Call for Abstracts: Special Issue of Studies in Family Planning on Rethinking Contraceptive Futures (06/30/26)

Studies in Family Planning is calling for abstract submissions for a special issue on “Rethinking Contraceptive Futures,” by June 30, 2026. This call for abstracts invites contributions that broaden and challenge traditional understandings of contraceptive use, access, and meaning. Contributions may engage explicitly with family planning debates but should foreground contraceptive practices and their evolving meanings within broader social and demographic paradigms. We seek papers that illuminate contraceptive practices as culturally, politically, and  technologically embedded, and that situate contraception within the wider conversations that shape people’s lives. We welcome empirical (quantitative, qualitative, or mixed-methods), theoretical, methodological, and policy-oriented contributions from low- and middle-income (LMIC) and high-income (HIC) settings. Comparative and cross-context analyses are especially encouraged.

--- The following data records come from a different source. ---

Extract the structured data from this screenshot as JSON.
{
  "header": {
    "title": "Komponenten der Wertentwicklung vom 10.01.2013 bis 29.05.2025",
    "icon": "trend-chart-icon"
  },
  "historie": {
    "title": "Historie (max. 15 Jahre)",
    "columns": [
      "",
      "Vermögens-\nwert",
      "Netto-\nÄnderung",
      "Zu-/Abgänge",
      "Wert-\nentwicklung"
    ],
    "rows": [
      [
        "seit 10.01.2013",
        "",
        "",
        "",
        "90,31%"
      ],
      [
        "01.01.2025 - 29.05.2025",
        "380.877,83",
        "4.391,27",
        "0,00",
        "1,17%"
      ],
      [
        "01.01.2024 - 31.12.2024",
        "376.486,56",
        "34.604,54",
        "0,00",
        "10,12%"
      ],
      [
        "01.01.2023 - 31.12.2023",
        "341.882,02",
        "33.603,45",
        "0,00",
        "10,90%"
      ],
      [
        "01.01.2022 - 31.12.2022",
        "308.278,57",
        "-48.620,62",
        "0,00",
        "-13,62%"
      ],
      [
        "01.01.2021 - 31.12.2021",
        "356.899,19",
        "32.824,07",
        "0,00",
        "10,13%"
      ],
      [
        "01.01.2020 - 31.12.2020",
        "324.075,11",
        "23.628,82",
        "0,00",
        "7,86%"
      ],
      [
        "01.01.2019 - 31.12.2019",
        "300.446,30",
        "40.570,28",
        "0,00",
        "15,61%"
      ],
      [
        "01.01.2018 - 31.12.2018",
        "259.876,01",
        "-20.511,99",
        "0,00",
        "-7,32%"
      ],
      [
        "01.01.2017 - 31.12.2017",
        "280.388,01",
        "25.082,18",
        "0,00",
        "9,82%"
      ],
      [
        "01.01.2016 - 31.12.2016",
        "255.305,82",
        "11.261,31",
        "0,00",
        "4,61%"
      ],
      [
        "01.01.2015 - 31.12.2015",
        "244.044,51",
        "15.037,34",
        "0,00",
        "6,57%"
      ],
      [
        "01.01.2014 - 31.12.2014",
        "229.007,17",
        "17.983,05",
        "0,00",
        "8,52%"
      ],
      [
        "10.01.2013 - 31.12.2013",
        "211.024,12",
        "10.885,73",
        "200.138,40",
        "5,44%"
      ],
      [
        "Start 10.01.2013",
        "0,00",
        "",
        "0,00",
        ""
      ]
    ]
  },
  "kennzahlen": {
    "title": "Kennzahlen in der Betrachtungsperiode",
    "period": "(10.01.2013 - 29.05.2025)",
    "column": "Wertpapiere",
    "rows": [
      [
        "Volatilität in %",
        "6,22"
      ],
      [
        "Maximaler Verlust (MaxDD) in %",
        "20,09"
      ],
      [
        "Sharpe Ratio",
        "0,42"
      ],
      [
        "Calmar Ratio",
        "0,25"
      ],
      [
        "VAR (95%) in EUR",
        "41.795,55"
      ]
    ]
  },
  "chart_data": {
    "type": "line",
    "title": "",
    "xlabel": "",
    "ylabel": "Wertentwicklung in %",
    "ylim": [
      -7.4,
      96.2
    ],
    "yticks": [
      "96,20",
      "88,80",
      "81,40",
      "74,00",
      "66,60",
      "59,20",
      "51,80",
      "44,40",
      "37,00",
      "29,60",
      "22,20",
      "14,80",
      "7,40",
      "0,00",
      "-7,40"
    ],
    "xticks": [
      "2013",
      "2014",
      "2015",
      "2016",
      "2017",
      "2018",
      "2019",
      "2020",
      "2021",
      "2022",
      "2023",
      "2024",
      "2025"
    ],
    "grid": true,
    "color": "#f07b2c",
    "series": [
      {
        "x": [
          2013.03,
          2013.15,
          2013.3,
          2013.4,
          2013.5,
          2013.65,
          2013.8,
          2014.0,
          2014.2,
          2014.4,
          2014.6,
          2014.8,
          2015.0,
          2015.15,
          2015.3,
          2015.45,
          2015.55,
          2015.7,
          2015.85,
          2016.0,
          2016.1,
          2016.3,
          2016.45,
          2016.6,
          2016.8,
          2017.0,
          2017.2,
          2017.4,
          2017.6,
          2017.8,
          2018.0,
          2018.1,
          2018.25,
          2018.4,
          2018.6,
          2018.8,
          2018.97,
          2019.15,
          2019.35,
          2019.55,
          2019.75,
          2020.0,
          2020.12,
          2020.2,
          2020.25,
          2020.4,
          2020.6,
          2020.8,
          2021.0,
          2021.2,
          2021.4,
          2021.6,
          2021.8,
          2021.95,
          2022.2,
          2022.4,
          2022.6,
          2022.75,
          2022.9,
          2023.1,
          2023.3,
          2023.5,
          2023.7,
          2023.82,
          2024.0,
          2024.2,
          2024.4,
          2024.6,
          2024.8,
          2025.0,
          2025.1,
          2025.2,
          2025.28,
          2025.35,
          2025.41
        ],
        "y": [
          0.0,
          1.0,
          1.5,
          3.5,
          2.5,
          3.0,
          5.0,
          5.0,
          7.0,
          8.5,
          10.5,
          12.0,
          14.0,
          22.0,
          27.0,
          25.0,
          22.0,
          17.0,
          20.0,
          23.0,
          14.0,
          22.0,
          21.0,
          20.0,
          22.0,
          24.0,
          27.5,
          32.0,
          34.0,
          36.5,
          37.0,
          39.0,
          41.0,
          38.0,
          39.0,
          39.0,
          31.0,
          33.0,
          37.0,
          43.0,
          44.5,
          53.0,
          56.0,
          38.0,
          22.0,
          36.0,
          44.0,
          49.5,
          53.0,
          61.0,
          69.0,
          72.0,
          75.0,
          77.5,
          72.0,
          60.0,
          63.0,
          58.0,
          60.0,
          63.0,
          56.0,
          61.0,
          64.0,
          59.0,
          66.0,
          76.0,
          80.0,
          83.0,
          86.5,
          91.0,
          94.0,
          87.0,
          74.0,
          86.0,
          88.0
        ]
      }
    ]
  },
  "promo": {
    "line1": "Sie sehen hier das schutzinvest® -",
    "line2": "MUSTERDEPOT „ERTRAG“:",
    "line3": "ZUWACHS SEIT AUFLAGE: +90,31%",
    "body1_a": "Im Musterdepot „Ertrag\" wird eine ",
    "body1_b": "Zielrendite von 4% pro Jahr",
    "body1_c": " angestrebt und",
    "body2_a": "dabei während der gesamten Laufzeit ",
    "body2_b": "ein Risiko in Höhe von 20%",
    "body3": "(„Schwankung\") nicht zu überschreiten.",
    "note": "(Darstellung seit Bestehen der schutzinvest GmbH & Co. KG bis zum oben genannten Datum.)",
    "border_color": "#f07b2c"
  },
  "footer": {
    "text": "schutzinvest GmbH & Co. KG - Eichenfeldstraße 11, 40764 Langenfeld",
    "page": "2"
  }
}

Abstracts should be at least 1 page in the main body, excluding references, figures, and tables. Abstracts should specify whether the authors envision submitting a commentary, theoretical perspective, report, or original research artic Please send abstracts by June 30, 2026 to rfriedman[@]popcouncil.org.

Authors will be notified by July 15 whether a full paper is invited for submission. The deadline for full papers is January 15, 2027. All submissions will be reviewed through the Studies’ double-anonymized peer review process. Articles are posted on Early View as they are accepted and processed. Special issue publication is planned for December 2027.